APIs
GraphQL N+1: batch and harden an API
Reading about N+1 is not the same as watching a database log fire 51 times for one HTTP request and then driving it back to 2. Build a small GraphQL API on purpose-nested data, measure the storm, batch it with DataLoader, then harden it against the query shapes DataLoader cannot touch — with evidence at every step.
Turn the unit’s mental model into a reproducible loop: reproduce N+1 and prove it with SQL/resolver counts, fix it with a correct per-request DataLoader, defend the API against depth, complexity, and alias attacks, and verify the whole thing with before/after numbers.
Build (or take) a GraphQL API over a relational schema with nested lists, reproduce its N+1 storm under load, collapse it with DataLoader, and add query-shape defences — proving each step with measured SQL counts, resolver counts, and latency.
- A before/after table: total SQL queries, resolver call counts, and p99 latency for the same 50-post query under the same load — measured from your harness, not estimated.
- DataLoaders are instantiated per request in the context factory (demonstrated), and a test proves a module-scope instance would leak across two simulated tenants or serve a stale row.

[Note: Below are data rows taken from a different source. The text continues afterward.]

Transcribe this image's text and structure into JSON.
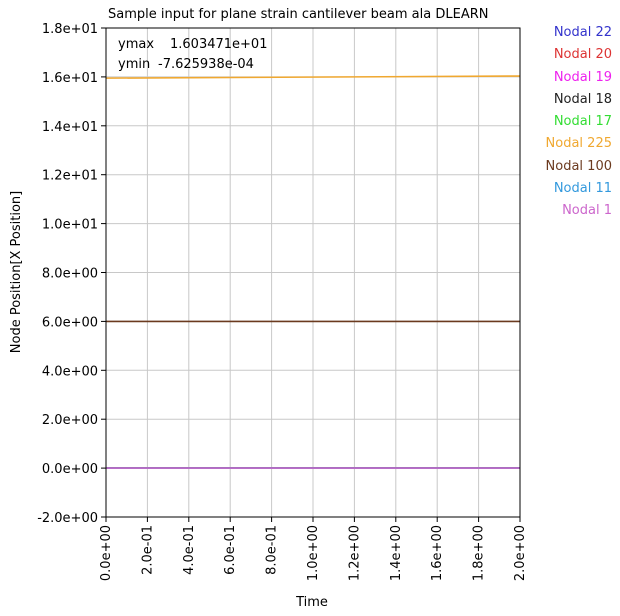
{
  "chart_data": {
    "type": "line",
    "title": "Sample input for plane strain cantilever beam ala DLEARN",
    "xlabel": "Time",
    "ylabel": "Node Position[X Position]",
    "xlim": [
      0.0,
      2.0
    ],
    "ylim": [
      -2.0,
      18.0
    ],
    "x_ticks": [
      0.0,
      0.2,
      0.4,
      0.6,
      0.8,
      1.0,
      1.2,
      1.4,
      1.6,
      1.8,
      2.0
    ],
    "x_tick_labels": [
      "0.0e+00",
      "2.0e-01",
      "4.0e-01",
      "6.0e-01",
      "8.0e-01",
      "1.0e+00",
      "1.2e+00",
      "1.4e+00",
      "1.6e+00",
      "1.8e+00",
      "2.0e+00"
    ],
    "y_ticks": [
      -2,
      0,
      2,
      4,
      6,
      8,
      10,
      12,
      14,
      16,
      18
    ],
    "y_tick_labels": [
      "-2.0e+00",
      "0.0e+00",
      "2.0e+00",
      "4.0e+00",
      "6.0e+00",
      "8.0e+00",
      "1.0e+01",
      "1.2e+01",
      "1.4e+01",
      "1.6e+01",
      "1.8e+01"
    ],
    "grid": true,
    "legend_position": "right",
    "annotations": {
      "ymax_label": "ymax",
      "ymax_value": "1.603471e+01",
      "ymin_label": "ymin",
      "ymin_value": "-7.625938e-04"
    },
    "series": [
      {
        "name": "Nodal 22",
        "color": "#3333cc",
        "x": [
          0.0,
          2.0
        ],
        "y": [
          0.0,
          0.0
        ]
      },
      {
        "name": "Nodal 20",
        "color": "#dd3333",
        "x": [
          0.0,
          2.0
        ],
        "y": [
          0.0,
          0.0
        ]
      },
      {
        "name": "Nodal 19",
        "color": "#ee22ee",
        "x": [
          0.0,
          2.0
        ],
        "y": [
          0.0,
          0.0
        ]
      },
      {
        "name": "Nodal 18",
        "color": "#222222",
        "x": [
          0.0,
          2.0
        ],
        "y": [
          0.0,
          0.0
        ]
      },
      {
        "name": "Nodal 17",
        "color": "#33dd33",
        "x": [
          0.0,
          2.0
        ],
        "y": [
          0.0,
          0.0
        ]
      },
      {
        "name": "Nodal 225",
        "color": "#f0a830",
        "x": [
          0.0,
          2.0
        ],
        "y": [
          15.95,
          16.03471
        ]
      },
      {
        "name": "Nodal 100",
        "color": "#6b3a1f",
        "x": [
          0.0,
          2.0
        ],
        "y": [
          6.0,
          6.0
        ]
      },
      {
        "name": "Nodal 11",
        "color": "#3399dd",
        "x": [
          0.0,
          2.0
        ],
        "y": [
          0.0,
          0.0
        ]
      },
      {
        "name": "Nodal 1",
        "color": "#cc66cc",
        "x": [
          0.0,
          2.0
        ],
        "y": [
          0.0,
          0.0
        ]
      }
    ]
  }
}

- The batch-contract tests pass: dedup returns one SQL trip for a doubly-referenced author, and the out-of-order-rows test still maps every author correctly.
- Three crafted attack queries (a deep recursive query, a 5-level first:100 query, and a 1000-alias document) are each rejected at validation with the defence that caught them named.

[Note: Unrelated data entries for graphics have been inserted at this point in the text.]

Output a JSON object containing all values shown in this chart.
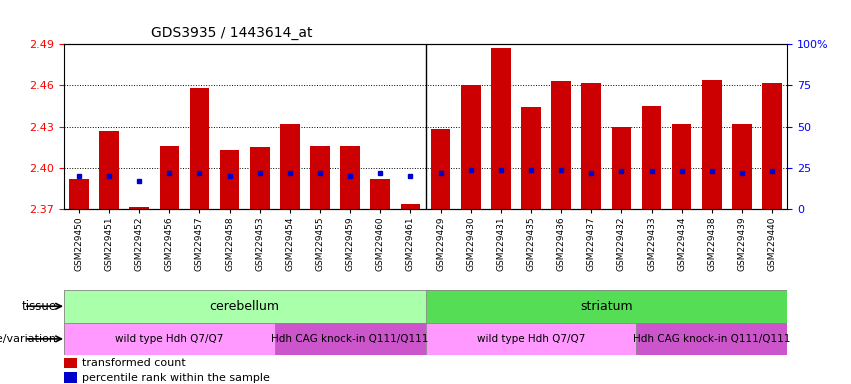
{
  "title": "GDS3935 / 1443614_at",
  "samples": [
    "GSM229450",
    "GSM229451",
    "GSM229452",
    "GSM229456",
    "GSM229457",
    "GSM229458",
    "GSM229453",
    "GSM229454",
    "GSM229455",
    "GSM229459",
    "GSM229460",
    "GSM229461",
    "GSM229429",
    "GSM229430",
    "GSM229431",
    "GSM229435",
    "GSM229436",
    "GSM229437",
    "GSM229432",
    "GSM229433",
    "GSM229434",
    "GSM229438",
    "GSM229439",
    "GSM229440"
  ],
  "bar_values": [
    2.392,
    2.427,
    2.372,
    2.416,
    2.458,
    2.413,
    2.415,
    2.432,
    2.416,
    2.416,
    2.392,
    2.374,
    2.428,
    2.46,
    2.487,
    2.444,
    2.463,
    2.462,
    2.43,
    2.445,
    2.432,
    2.464,
    2.432,
    2.462
  ],
  "percentile_values": [
    20,
    20,
    17,
    22,
    22,
    20,
    22,
    22,
    22,
    20,
    22,
    20,
    22,
    24,
    24,
    24,
    24,
    22,
    23,
    23,
    23,
    23,
    22,
    23
  ],
  "ymin": 2.37,
  "ymax": 2.49,
  "yticks": [
    2.37,
    2.4,
    2.43,
    2.46,
    2.49
  ],
  "grid_lines": [
    2.4,
    2.43,
    2.46
  ],
  "right_yticks": [
    0,
    25,
    50,
    75,
    100
  ],
  "bar_color": "#cc0000",
  "blue_color": "#0000cc",
  "separator_col": 11,
  "tissue_cereb_cols": [
    0,
    12
  ],
  "tissue_stri_cols": [
    12,
    24
  ],
  "geno_wt1_cols": [
    0,
    7
  ],
  "geno_cag1_cols": [
    7,
    12
  ],
  "geno_wt2_cols": [
    12,
    19
  ],
  "geno_cag2_cols": [
    19,
    24
  ],
  "tissue_cerebellum_color": "#aaffaa",
  "tissue_striatum_color": "#55dd55",
  "genotype_wt_color": "#ff99ff",
  "genotype_cag_color": "#cc55cc"
}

- Split the schema into two Apollo Federation subgraphs (posts and users), confirm the router batches the cross-subgraph refs into one _entities call, and show __resolveReference still needs its own DataLoader to avoid intra-subgraph N+1.
- Implement resolver lookahead for one deep path (posts { author { profile } }) by reading the info AST and issuing a single JOIN; measure it against three stacked DataLoader trips and note the isolation tradeoff.
- Add a multi-tenant column and prove tenant isolation belongs in the SQL filter inside the batch function, not just in per-request scope — write a test that fails with scope-only isolation and passes with the tenant_id filter.
- Wire a CI gate that runs the 50-post query against a canary and fails the build if any type.field resolver call count grows beyond a baseline (catching an N+1 regression before it ships).
This is the loop you run on every real GraphQL performance incident: build the evidence harness first (SQL and resolver counts), reproduce and measure the N+1, fix it with a per-request DataLoader written to the order-and-shape contract, prove correctness with dedup and out-of-order tests, then layer the query-shape defences DataLoader cannot replace — depth, multiplicative complexity, alias caps. Verify with before/after numbers under identical load. Doing it once on a toy API makes the production diagnosis muscle memory.